DARPA unveils robotic mule


Today, the U.S. military’s Defense Advanced Research Projects Agency (DARPA) released an exciting and unusual video of its latest robotic creation: a mule-like device that gracefully and quietly walks over rugged terrain.

Officially named the Legged Squad Support System (LS3), the walking “pack mule” prototype was designed to show that “a legged robot can unburden dismounted squad members by carrying their gear, autonomously following them through rugged terrain, and interpreting verbal and visual commands,” according to the DARPA website.

“We’ve refined the LS3 platform and have begun field-testing against requirements of the Marine Corps,” said Army Lt. Col. Joe Hitt, DARPA program manager. “The vision for LS3 is to combine the capabilities of a pack mule with the intelligence of a trained animal.”

The LS3 is able to rapidly change speeds based on squad commands. It can maintain a walking speed of 1 to 3 mph over rough terrain, transition to a 5-mph “jog” and run up to 7 mph over flatter, less demanding surfaces.

Still, as impressive as the new prototype is, viewers might also find it a bit unsettling.

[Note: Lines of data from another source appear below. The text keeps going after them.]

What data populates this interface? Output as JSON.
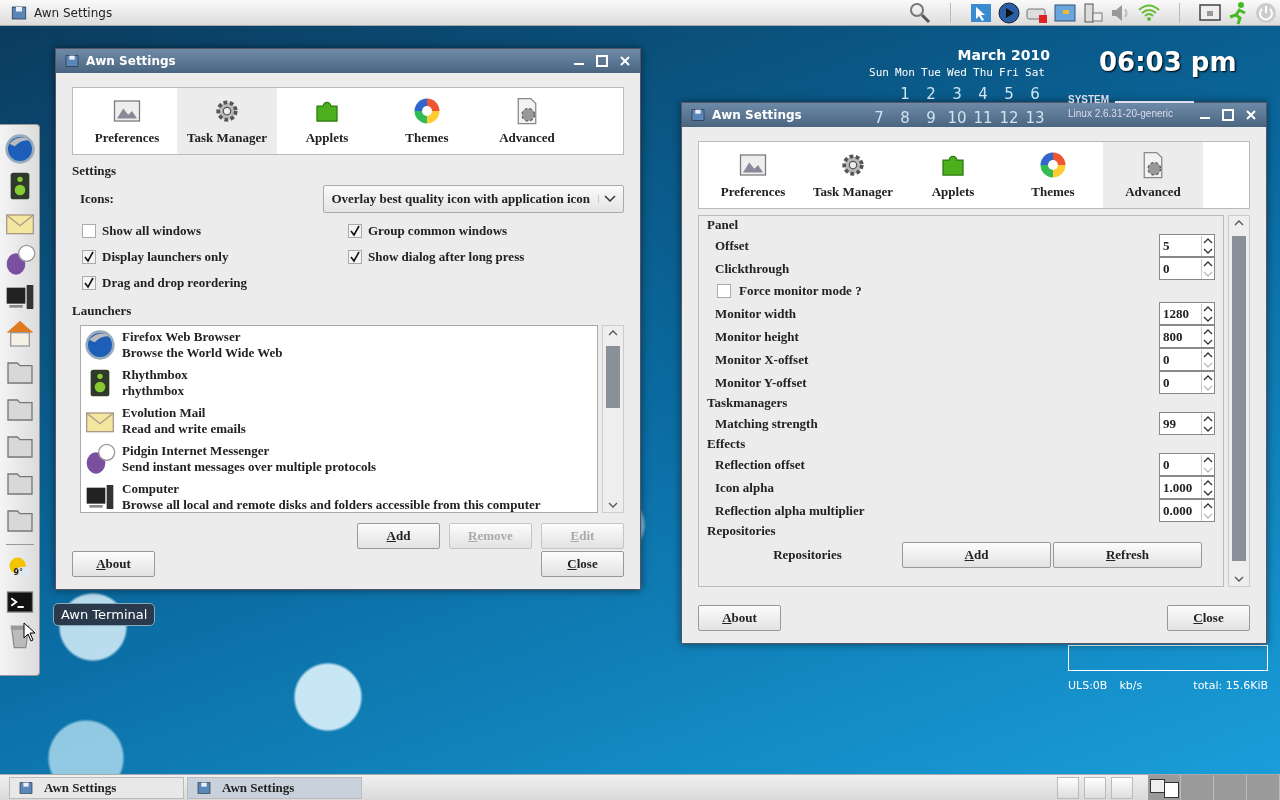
{
  "top_panel": {
    "title": "Awn Settings"
  },
  "calendar": {
    "month": "March 2010",
    "weekdays": [
      "Sun",
      "Mon",
      "Tue",
      "Wed",
      "Thu",
      "Fri",
      "Sat"
    ],
    "weeks": [
      [
        "1",
        "2",
        "3",
        "4",
        "5",
        "6"
      ],
      [
        "7",
        "8",
        "9",
        "10",
        "11",
        "12",
        "13"
      ]
    ]
  },
  "clock": "06:03 pm",
  "system": {
    "heading": "SYSTEM",
    "kernel": "Linux 2.6.31-20-generic"
  },
  "network": {
    "upload": "ULS:0B",
    "unit": "kb/s",
    "total": "total: 15.6KiB"
  },
  "dock": {
    "weather_temp": "9°",
    "tooltip": "Awn Terminal"
  },
  "windows": [
    {
      "kind": "task_manager",
      "title": "Awn Settings",
      "tabs": [
        {
          "label": "Preferences",
          "selected": false
        },
        {
          "label": "Task Manager",
          "selected": true
        },
        {
          "label": "Applets",
          "selected": false
        },
        {
          "label": "Themes",
          "selected": false
        },
        {
          "label": "Advanced",
          "selected": false
        }
      ],
      "settings_heading": "Settings",
      "icons_label": "Icons:",
      "icons_value": "Overlay best quality icon with application icon",
      "options": [
        {
          "label": "Show all windows",
          "checked": false
        },
        {
          "label": "Group common windows",
          "checked": true
        },
        {
          "label": "Display launchers only",
          "checked": true
        },
        {
          "label": "Show dialog after long press",
          "checked": true
        },
        {
          "label": "Drag and drop reordering",
          "checked": true
        }
      ],
      "launchers_heading": "Launchers",
      "launchers": [
        {
          "name": "Firefox Web Browser",
          "description": "Browse the World Wide Web"
        },
        {
          "name": "Rhythmbox",
          "description": "rhythmbox"
        },
        {
          "name": "Evolution Mail",
          "description": "Read and write emails"
        },
        {
          "name": "Pidgin Internet Messenger",
          "description": "Send instant messages over multiple protocols"
        },
        {
          "name": "Computer",
          "description": "Browse all local and remote disks and folders accessible from this computer"
        }
      ],
      "list_buttons": [
        {
          "label": "Add",
          "disabled": false
        },
        {
          "label": "Remove",
          "disabled": true
        },
        {
          "label": "Edit",
          "disabled": true
        }
      ],
      "about": "About",
      "close": "Close"
    },
    {
      "kind": "advanced",
      "title": "Awn Settings",
      "tabs": [
        {
          "label": "Preferences",
          "selected": false
        },
        {
          "label": "Task Manager",
          "selected": false
        },
        {
          "label": "Applets",
          "selected": false
        },
        {
          "label": "Themes",
          "selected": false
        },
        {
          "label": "Advanced",
          "selected": true
        }
      ],
      "rows": [
        {
          "kind": "heading",
          "label": "Panel"
        },
        {
          "kind": "spin",
          "label": "Offset",
          "value": "5",
          "at_minimum": false
        },
        {
          "kind": "spin",
          "label": "Clickthrough",
          "value": "0",
          "at_minimum": true
        },
        {
          "kind": "check",
          "label": "Force monitor mode ?",
          "checked": false
        },
        {
          "kind": "spin",
          "label": "Monitor width",
          "value": "1280",
          "at_minimum": false
        },
        {
          "kind": "spin",
          "label": "Monitor height",
          "value": "800",
          "at_minimum": false
        },
        {
          "kind": "spin",
          "label": "Monitor X-offset",
          "value": "0",
          "at_minimum": true
        },
        {
          "kind": "spin",
          "label": "Monitor Y-offset",
          "value": "0",
          "at_minimum": true
        },
        {
          "kind": "heading",
          "label": "Taskmanagers"
        },
        {
          "kind": "spin",
          "label": "Matching strength",
          "value": "99",
          "at_minimum": false
        },
        {
          "kind": "heading",
          "label": "Effects"
        },
        {
          "kind": "spin",
          "label": "Reflection offset",
          "value": "0",
          "at_minimum": true
        },
        {
          "kind": "spin",
          "label": "Icon alpha",
          "value": "1.000",
          "at_minimum": false
        },
        {
          "kind": "spin",
          "label": "Reflection alpha multiplier",
          "value": "0.000",
          "at_minimum": true
        },
        {
          "kind": "heading",
          "label": "Repositories"
        },
        {
          "kind": "buttons",
          "label": "Repositories",
          "buttons": [
            "Add",
            "Refresh"
          ]
        }
      ],
      "about": "About",
      "close": "Close"
    }
  ],
  "taskbar": {
    "tasks": [
      {
        "label": "Awn Settings",
        "selected": false
      },
      {
        "label": "Awn Settings",
        "selected": true
      }
    ]
  }
}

After all, what you’re viewing is essentially a headless mule trotting through the forest of its own volition. And the LS3 even has the ability to pick itself up should it fall down.

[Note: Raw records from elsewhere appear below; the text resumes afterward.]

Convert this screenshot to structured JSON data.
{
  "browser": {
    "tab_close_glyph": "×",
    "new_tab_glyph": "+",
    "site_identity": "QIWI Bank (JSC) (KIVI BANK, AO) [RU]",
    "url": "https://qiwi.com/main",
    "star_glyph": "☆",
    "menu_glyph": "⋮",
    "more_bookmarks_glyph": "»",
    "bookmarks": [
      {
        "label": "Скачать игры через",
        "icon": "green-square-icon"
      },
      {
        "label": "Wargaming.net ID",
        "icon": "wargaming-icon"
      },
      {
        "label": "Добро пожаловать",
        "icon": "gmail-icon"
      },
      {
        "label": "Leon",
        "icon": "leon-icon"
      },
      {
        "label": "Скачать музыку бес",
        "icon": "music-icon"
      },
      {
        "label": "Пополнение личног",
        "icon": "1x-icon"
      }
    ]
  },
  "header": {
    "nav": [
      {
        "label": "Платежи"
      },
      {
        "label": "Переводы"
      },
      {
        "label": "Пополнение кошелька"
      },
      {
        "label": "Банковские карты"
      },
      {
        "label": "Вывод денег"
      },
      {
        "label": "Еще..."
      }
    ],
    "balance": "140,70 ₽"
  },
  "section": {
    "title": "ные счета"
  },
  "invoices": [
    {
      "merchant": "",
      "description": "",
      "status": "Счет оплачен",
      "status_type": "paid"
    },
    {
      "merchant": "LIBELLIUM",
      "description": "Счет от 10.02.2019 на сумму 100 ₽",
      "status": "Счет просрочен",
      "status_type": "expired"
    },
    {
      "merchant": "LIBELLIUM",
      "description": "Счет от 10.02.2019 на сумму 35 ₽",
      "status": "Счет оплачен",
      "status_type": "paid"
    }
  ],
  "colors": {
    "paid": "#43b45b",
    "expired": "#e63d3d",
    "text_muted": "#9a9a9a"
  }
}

“The LS3 has demonstrated it is very stable on its legs, but if it should tip over for some reason, it can automatically right itself, stand up and carry on,” Hitt said. “LS3 also has the ability to follow a human leader and track members of a squad in forested terrain and high brush.”

Earlier this year, DARPA unveiled an earlier version of the LS3 prototype. But this newer version is supposed to be both more perceptive to its environment and quieter, reducing the risk of detection from hostile forces.

“LS3 is now roughly 10 times quieter than when the platform first came online, so squad members can carry on a conversation right next to it, which was difficult before,” Hitt said.